I am going through hell with my gold digging landlord. I lost my job, and my unemployment benefits were abruptly cancelled after 9 months. So, I found a job, and applied for a one shot deal, and miraculously got it. The rent for this dump is twice what it should be, and June rent was due on the 1st. The landlord wrote "legal fees reserved" into the stip I signed. I genuinely took it to mean legal fees withheld. I can't afford to pay them, and they won't drop them. Any advice please??

Attorney Answers 2

  1. It sounds like legal fees is an open issue to be resolved at a future court date.

    I am a former federal and State prosecutor and have been handling criminal defense and personal injury cases for over 17 years. The above answer, and any follow up comments or emails, is for informational purposes only and not meant as legal advice.
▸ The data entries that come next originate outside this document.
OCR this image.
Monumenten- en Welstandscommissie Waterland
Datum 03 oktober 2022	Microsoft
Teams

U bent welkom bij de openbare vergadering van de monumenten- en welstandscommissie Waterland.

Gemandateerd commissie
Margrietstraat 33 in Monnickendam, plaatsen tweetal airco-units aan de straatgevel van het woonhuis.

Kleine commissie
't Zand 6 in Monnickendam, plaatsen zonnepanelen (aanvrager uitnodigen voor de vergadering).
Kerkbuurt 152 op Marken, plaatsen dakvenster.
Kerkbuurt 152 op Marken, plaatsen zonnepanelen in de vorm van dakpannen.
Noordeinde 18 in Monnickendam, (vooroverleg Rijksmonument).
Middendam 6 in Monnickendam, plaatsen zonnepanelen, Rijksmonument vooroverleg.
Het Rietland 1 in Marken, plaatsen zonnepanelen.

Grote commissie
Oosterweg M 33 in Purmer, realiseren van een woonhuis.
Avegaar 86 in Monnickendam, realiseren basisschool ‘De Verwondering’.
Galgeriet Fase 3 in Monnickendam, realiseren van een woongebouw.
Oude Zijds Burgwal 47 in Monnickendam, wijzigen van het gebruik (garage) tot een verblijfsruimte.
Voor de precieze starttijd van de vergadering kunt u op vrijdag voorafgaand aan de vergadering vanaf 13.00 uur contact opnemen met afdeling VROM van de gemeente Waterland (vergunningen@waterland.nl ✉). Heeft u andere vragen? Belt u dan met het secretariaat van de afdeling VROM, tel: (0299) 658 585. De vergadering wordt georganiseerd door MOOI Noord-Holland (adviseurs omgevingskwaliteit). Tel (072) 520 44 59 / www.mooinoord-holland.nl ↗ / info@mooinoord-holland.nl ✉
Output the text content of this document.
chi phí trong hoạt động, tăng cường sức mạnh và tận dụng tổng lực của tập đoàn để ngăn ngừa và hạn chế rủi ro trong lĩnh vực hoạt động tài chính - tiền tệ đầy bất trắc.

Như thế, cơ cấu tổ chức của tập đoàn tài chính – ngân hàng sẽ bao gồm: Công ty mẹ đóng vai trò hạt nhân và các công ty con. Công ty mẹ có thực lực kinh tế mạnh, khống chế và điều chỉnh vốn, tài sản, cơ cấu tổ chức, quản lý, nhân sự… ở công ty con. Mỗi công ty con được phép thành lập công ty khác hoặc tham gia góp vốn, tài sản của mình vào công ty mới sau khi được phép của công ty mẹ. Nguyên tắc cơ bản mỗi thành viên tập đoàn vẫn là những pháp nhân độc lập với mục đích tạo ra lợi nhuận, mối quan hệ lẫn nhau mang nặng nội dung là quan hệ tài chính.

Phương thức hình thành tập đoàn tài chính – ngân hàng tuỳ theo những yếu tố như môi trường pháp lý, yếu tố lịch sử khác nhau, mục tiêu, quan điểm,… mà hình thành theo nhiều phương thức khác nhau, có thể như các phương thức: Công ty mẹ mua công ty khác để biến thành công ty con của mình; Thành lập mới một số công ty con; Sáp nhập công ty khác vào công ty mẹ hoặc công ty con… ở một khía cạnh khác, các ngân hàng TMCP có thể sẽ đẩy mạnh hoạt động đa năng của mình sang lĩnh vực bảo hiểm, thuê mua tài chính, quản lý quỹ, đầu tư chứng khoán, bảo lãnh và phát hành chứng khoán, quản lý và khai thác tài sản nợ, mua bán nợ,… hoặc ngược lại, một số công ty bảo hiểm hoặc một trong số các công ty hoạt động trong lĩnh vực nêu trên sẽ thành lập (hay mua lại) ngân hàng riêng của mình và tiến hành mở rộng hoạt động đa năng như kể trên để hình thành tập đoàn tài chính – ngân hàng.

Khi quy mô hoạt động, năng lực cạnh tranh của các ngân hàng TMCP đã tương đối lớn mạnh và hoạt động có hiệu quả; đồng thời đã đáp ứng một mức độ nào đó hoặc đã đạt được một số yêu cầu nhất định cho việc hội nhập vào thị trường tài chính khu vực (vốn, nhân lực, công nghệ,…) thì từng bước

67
  2. Dear Brooklyn Tenant:

    The choice to make an agreement to save your home in a nonpayment case even when the rent is unfair for a "dump" is yours to make. The fact that the landlord allowed you the chance to settle by agreeing to pay avoids the eviction if you do pay. The reservation of an entitlement to legal fees is a normal term for this form of settlement. The landlord does not usually "waive" the right to legal fees when settling with a promise to pay. Reserving the right to the legal fees is in case the tenant defaults in making the promised settlement payment, the landlord needs to restore the case to the calendar for an enforcement of the settlement and a right to either gain a warrant of eviction or a judgment for possession. So that means there are no "legal fees" due or must be paid unless the tenant defaults and does not pay as provided in the agreement. Even then, the Housing Court judge must determine the landlord's reasonable legal fees. Even then, the "legal fees" if not paid are not usually made part of a possession judgment and so not paying only the "legal fees" portion of the judgment by itself does not result in an eviction.

    The time to inquire about the terms of the agreement is when the Housing Court judge asked for questions before approving the stipulation.

    The answer provided to you is in the nature of general information. The general proposition being that you should try to avoid a bad outcome if you can.